€200 is the new €500

It’s all but official. The €500 note is on the currency equivalent of death row. European Central Bank governor Mario Draghi refused to commute the note’s sentence yesterday. Draghi spoke in front on the Imperial Senate in Brussels and told apparatchiks that there is “increasing conviction in world public opinion” that the €500 note is the “currency of choice” for criminals, drug dealers and terrorists.

The former Goldman Sachs man has always been a man of the people. If anyone has the pulse of the public, it’s Draghi. When he tells you what the public thinks, it must be what the public thinks. It’s certainly what the power brokers in the European Union think.

French finance minister Michel Sapin spoke for France. He said the €500 note is “used more to conceal activities than to buy things, more used to facilitate dishonest activities than by people like you and me to get a bite to eat.” I suppose that depends on who you are and where you’re eating. But you see his point.

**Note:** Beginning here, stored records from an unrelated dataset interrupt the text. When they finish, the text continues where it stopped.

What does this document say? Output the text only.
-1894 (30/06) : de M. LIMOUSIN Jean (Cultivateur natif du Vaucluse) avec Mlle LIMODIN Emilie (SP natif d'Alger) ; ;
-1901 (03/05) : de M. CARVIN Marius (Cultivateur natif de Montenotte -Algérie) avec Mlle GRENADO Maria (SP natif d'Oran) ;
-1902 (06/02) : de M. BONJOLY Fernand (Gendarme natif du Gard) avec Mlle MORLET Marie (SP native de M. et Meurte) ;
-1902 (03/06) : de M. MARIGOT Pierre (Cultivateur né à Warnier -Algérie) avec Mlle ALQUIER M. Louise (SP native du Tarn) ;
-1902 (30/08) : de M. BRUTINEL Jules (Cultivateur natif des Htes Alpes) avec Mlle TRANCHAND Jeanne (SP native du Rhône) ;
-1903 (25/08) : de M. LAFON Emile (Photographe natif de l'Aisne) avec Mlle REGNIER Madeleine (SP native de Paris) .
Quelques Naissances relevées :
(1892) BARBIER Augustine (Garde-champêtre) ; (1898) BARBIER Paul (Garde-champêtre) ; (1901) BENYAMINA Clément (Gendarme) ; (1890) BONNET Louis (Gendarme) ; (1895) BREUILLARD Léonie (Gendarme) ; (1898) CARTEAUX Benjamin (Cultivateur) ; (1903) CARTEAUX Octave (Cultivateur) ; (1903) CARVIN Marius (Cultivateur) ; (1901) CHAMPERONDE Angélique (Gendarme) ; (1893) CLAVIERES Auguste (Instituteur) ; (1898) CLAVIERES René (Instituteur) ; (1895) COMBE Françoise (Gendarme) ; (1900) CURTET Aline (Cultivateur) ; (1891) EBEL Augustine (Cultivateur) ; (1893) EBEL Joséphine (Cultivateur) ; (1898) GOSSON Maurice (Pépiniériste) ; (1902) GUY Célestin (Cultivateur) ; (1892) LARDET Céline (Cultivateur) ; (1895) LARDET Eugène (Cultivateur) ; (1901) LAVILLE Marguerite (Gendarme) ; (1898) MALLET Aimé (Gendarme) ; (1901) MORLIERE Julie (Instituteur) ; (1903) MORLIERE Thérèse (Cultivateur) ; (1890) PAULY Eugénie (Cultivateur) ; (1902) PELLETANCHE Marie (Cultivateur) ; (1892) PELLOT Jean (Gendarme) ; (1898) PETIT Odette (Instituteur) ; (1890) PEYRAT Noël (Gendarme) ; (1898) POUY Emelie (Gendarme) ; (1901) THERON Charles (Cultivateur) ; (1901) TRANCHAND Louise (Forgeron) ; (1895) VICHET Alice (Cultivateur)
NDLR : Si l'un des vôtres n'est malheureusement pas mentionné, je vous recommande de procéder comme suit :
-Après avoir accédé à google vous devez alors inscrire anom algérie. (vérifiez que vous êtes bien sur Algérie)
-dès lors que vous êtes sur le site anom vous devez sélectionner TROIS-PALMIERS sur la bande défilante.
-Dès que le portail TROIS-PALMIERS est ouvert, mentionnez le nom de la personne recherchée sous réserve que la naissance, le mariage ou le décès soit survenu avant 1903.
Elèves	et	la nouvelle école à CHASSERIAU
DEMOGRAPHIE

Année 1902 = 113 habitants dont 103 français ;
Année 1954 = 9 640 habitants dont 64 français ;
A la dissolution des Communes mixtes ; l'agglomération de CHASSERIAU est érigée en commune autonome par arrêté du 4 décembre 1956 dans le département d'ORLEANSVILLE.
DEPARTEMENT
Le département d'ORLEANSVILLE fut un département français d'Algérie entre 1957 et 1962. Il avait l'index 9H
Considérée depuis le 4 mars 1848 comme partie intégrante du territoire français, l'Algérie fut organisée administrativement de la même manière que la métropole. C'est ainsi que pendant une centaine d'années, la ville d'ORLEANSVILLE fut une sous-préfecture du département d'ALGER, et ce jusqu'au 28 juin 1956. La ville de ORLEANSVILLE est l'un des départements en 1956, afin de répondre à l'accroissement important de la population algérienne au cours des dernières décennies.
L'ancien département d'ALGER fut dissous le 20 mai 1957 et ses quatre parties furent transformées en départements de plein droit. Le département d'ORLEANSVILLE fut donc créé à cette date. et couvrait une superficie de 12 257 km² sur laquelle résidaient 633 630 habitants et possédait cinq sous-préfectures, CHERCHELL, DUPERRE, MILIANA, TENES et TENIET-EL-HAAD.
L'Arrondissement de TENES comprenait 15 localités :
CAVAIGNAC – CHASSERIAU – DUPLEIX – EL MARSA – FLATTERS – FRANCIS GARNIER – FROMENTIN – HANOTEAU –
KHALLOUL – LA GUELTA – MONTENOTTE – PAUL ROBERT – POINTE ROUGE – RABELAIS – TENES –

The Germans and the Luxembourgers are the only cash holdouts left on the Continent. As I reported last week via my German-speaking colleague Nickolai Hubble, the Germans have a tradition of using cash. It’s a country with a cultural memory of hyperinflation. Over 10,000 Germans responded to an ad in the country’s largest circulation newspaper and told finance minister Wolfgang Schäuble to keep his finely manicured hands off their cash.

By the way, a similar petition started by Capital & Conflict’s Nick O’Connor needs 3,336 more signatures to trigger a response from the British government. You can sign it here. If you’ve already signed it, send it to someone else and get them to sign it. Let’s at least get them on record about whether they want your cash or not.

Why are the Luxembourgers holding out? Europol statistics show that Luxembourg printed €87.5 worth of notes in 2013. That may not seem like a lot. But it’s twice the country’s GDP. It’s a lot of cash for a tiny little country. And as the Financial Times points out, the €500 note makes up a third of the value of all the euro notes in circulation in the eurozone.

Is it possible that ordinary people – crushed by high rates of regulation and taxation in Europe – see the €500 note as the easiest way to get money out of the official financial system? Is it possible that the authorities know this? Why yes. All things are possible.

But don’t weep for the €500 note. It is merely going where all paper currencies eventually go. To its death.

It’s death may be premature. And it’s a bit like regicide, killing off such a high-value and prestigious bank note. If you’re the €200 note though, how would you be feeling this morning? The king is dead! Long live the king!